In his 2022 Budget Speech on 23 February, Enoch Godongwana, the Minister of Finance, indicated that Government was taking steps to support education, health, the fight against crime and corruption, and to improve capital investment, amongst others. Within the global outlook, value chain imbalanced continued to limit the pace of global economic recovery and this, coupled with international restrictions in response to recent CVOID-19 variants, the unrest experienced in July 2021 and re-emergence of electricity supply instability was affecting local recovery.
- A provisional allocation of R17.5 billion has been set aside for infrastructure catalytic projects which include hospitals and clinics (with the aim to unlock higher levels of employment for those involved in the projects)

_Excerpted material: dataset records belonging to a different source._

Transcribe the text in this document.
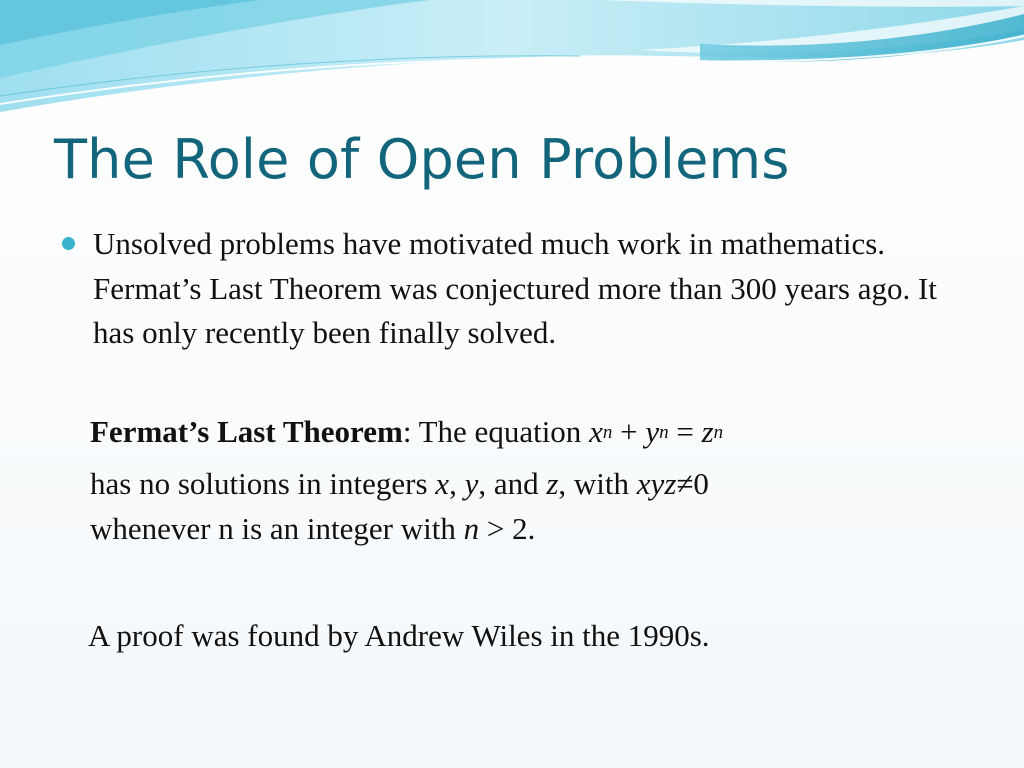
The Role of Open Problems

Unsolved problems have motivated much work in mathematics. Fermat’s Last Theorem was conjectured more than 300 years ago. It has only recently been finally solved.

Fermat’s Last Theorem: The equation $x^n + y^n = z^n$

has no solutions in integers x, y, and z, with xyz≠0

whenever n is an integer with n > 2.

A proof was found by Andrew Wiles in the 1990s.
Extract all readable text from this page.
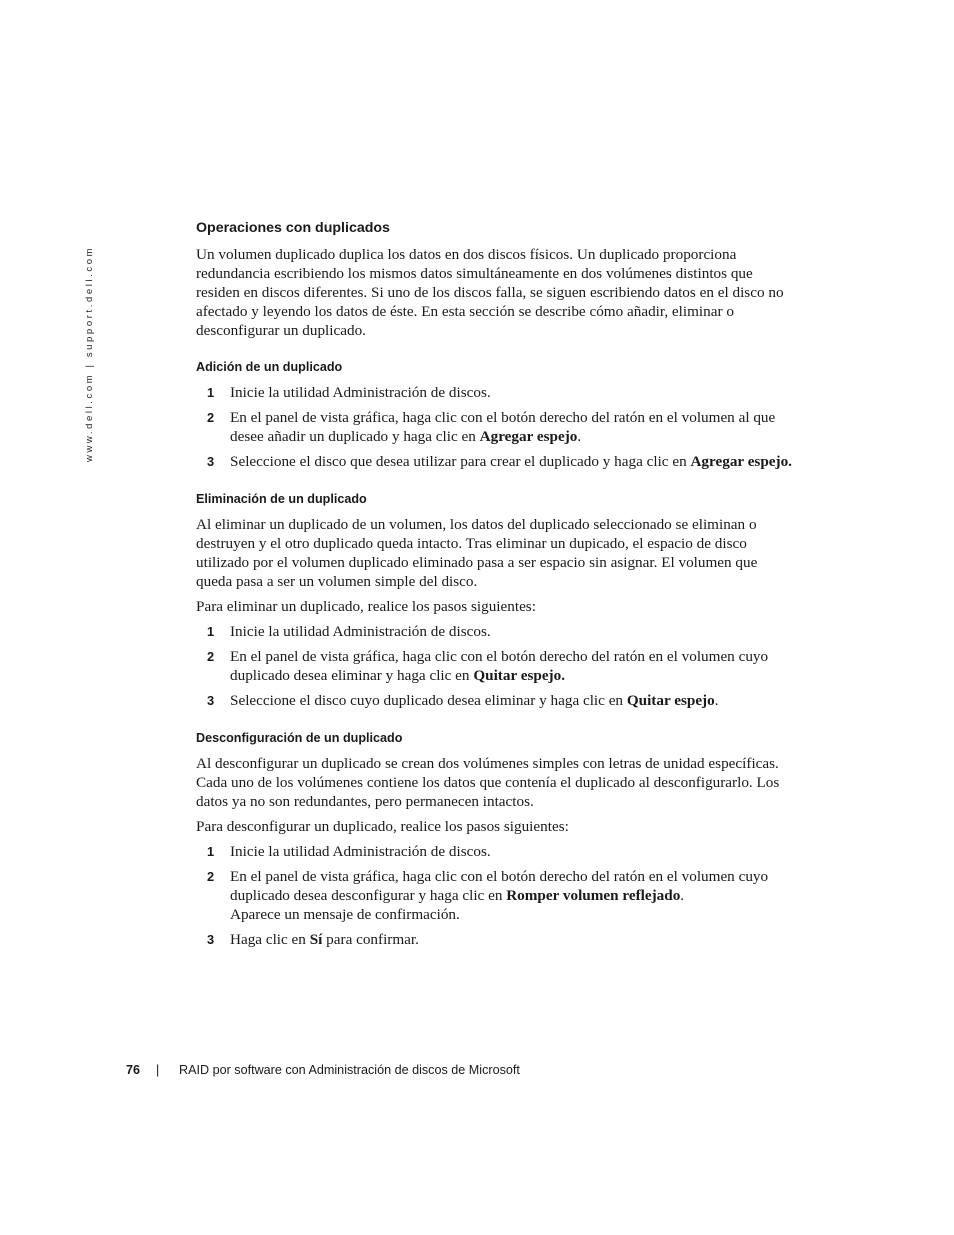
www.dell.com | support.dell.com
Operaciones con duplicados

Un volumen duplicado duplica los datos en dos discos físicos. Un duplicado proporciona redundancia escribiendo los mismos datos simultáneamente en dos volúmenes distintos que residen en discos diferentes. Si uno de los discos falla, se siguen escribiendo datos en el disco no afectado y leyendo los datos de éste. En esta sección se describe cómo añadir, eliminar o desconfigurar un duplicado.

Adición de un duplicado
1 Inicie la utilidad Administración de discos.
2 En el panel de vista gráfica, haga clic con el botón derecho del ratón en el volumen al que desee añadir un duplicado y haga clic en Agregar espejo.
3 Seleccione el disco que desea utilizar para crear el duplicado y haga clic en Agregar espejo.
Eliminación de un duplicado

Al eliminar un duplicado de un volumen, los datos del duplicado seleccionado se eliminan o destruyen y el otro duplicado queda intacto. Tras eliminar un dupicado, el espacio de disco utilizado por el volumen duplicado eliminado pasa a ser espacio sin asignar. El volumen que queda pasa a ser un volumen simple del disco.

Para eliminar un duplicado, realice los pasos siguientes:

1 Inicie la utilidad Administración de discos.
2 En el panel de vista gráfica, haga clic con el botón derecho del ratón en el volumen cuyo duplicado desea eliminar y haga clic en Quitar espejo.
3 Seleccione el disco cuyo duplicado desea eliminar y haga clic en Quitar espejo.
Desconfiguración de un duplicado

Al desconfigurar un duplicado se crean dos volúmenes simples con letras de unidad específicas. Cada uno de los volúmenes contiene los datos que contenía el duplicado al desconfigurarlo. Los datos ya no son redundantes, pero permanecen intactos.

Para desconfigurar un duplicado, realice los pasos siguientes:

1 Inicie la utilidad Administración de discos.
2 En el panel de vista gráfica, haga clic con el botón derecho del ratón en el volumen cuyo duplicado desea desconfigurar y haga clic en Romper volumen reflejado.
Aparece un mensaje de confirmación.
3 Haga clic en Sí para confirmar.
76 | RAID por software con Administración de discos de Microsoft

- An additional R15.6 billion was allocated to provincial health departments to support their continued response to COVID-19 and to bridge the shortfalls in essential goods and services.
- A further R3.3. billion was allocated to absorb medical interns and community service doctors thereby strengthening capacity.
- In an effort to support businesses in distress due to the pandemic, Government will launch a new business bounce back scheme which includes small business loan guarantees facilitated through banks and development finance institutions and the introduction of a business equity-linked loan guarantee support mechanism to be launched in April 2022.
Public Procurement Bill
- Public Procurement Bill will be tabled before Parliament in 2022/23, however, in light of the recent Constitutional Court judgement on the preferential procurement regulations, and the first Zondo Commission report highlighting abuses in state procurement, Government is revising the Bill to take into account of these developments.
Corporate Income Tax
- Government will restructure the corporate income tax system to create a conducive environment for businesses to grow, increase investment and employ more people. In line with the 2021 Budget, the corporate income tax rate will be reduced from 28 per cent to 27 per cent, for companies with years of assessment ending on or after 31 March 2023.